Executives from Nvidia and Boeing are part of the US business delegation that traveled with Trump to China this week, and both companies stand to gain from any trade deal that comes out of the trip.

Nvidia in particular needs US government approval for chip sales into China, since its AI chips are restricted exports.

Trump also made 19 transactions naming Netflix during a months-long fight where Netflix and Paramount Skydance battled to buy Warner Bros. Discovery.

His Q1 also included a small Warner Bros. stake bought in March worth at least $30,000, and a Paramount Skydance stake worth at least $15,000.

The biggest sales came Feb. 10, when Microsoft, Meta and Amazon holdings sold in amounts between $5 million and $25 million.

The Ethics Backdrop

Trump did not set up a blind trust when he took office, and his sons run his business empire.
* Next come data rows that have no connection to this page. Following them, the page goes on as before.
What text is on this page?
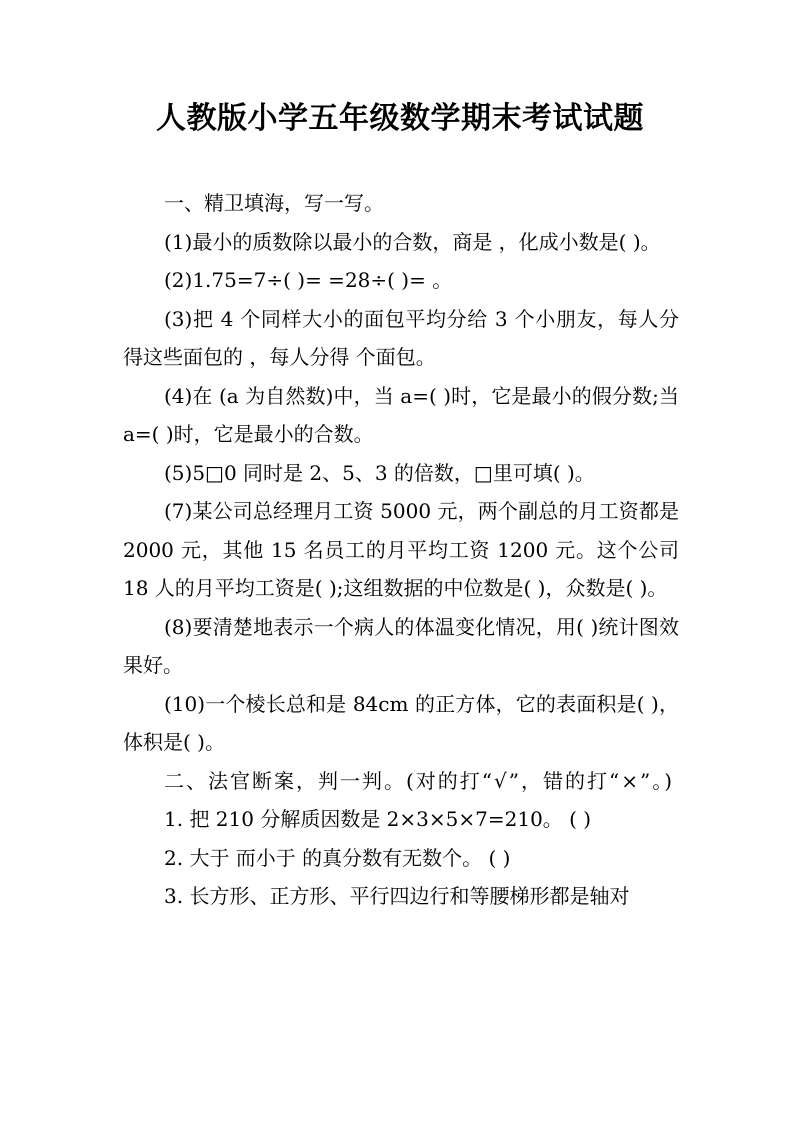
人教版小学五年级数学期末考试试题

一、精卫填海，写一写。

(1)最小的质数除以最小的合数，商是 ，化成小数是( )。

(2)1.75=7÷( )= =28÷( )= 。

(3)把 4 个同样大小的面包平均分给 3 个小朋友，每人分得这些面包的 ，每人分得 个面包。

(4)在 (a 为自然数)中，当 a=( )时，它是最小的假分数;当 a=( )时，它是最小的合数。

(5)5□0 同时是 2、5、3 的倍数，□里可填( )。

(7)某公司总经理月工资 5000 元，两个副总的月工资都是 2000 元，其他 15 名员工的月平均工资 1200 元。这个公司 18 人的月平均工资是( );这组数据的中位数是( )，众数是( )。

(8)要清楚地表示一个病人的体温变化情况，用( )统计图效果好。

(10)一个棱长总和是 84cm 的正方体，它的表面积是( )，体积是( )。

二、法官断案，判一判。(对的打“√”，错的打“×”。)

1. 把 210 分解质因数是 2×3×5×7=210。 ( )

2. 大于 而小于 的真分数有无数个。 ( )

3. 长方形、正方形、平行四边行和等腰梯形都是轴对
The White House says independent managers handle the trades using index-replication programs that copy major benchmarks.

That explanation doesn't fully square with the disclosure, since picking 19 Netflix trades or six Intel trades doesn't look like passive index replication.

Members of Congress have to specify the class of asset they trade, but presidents don't, which means the public can't tell from the filings whether Trump bought common stock, options or bonds for many of these names.

What To Watch

The next disclosure covers Q2 - the same quarter as the China trip.

If trades in Nvidia, Boeing or Intel cluster around major policy announcements, the pressure on Congress to extend trading rules to the presidency will only grow.

For now, the existing rules let the activity continue.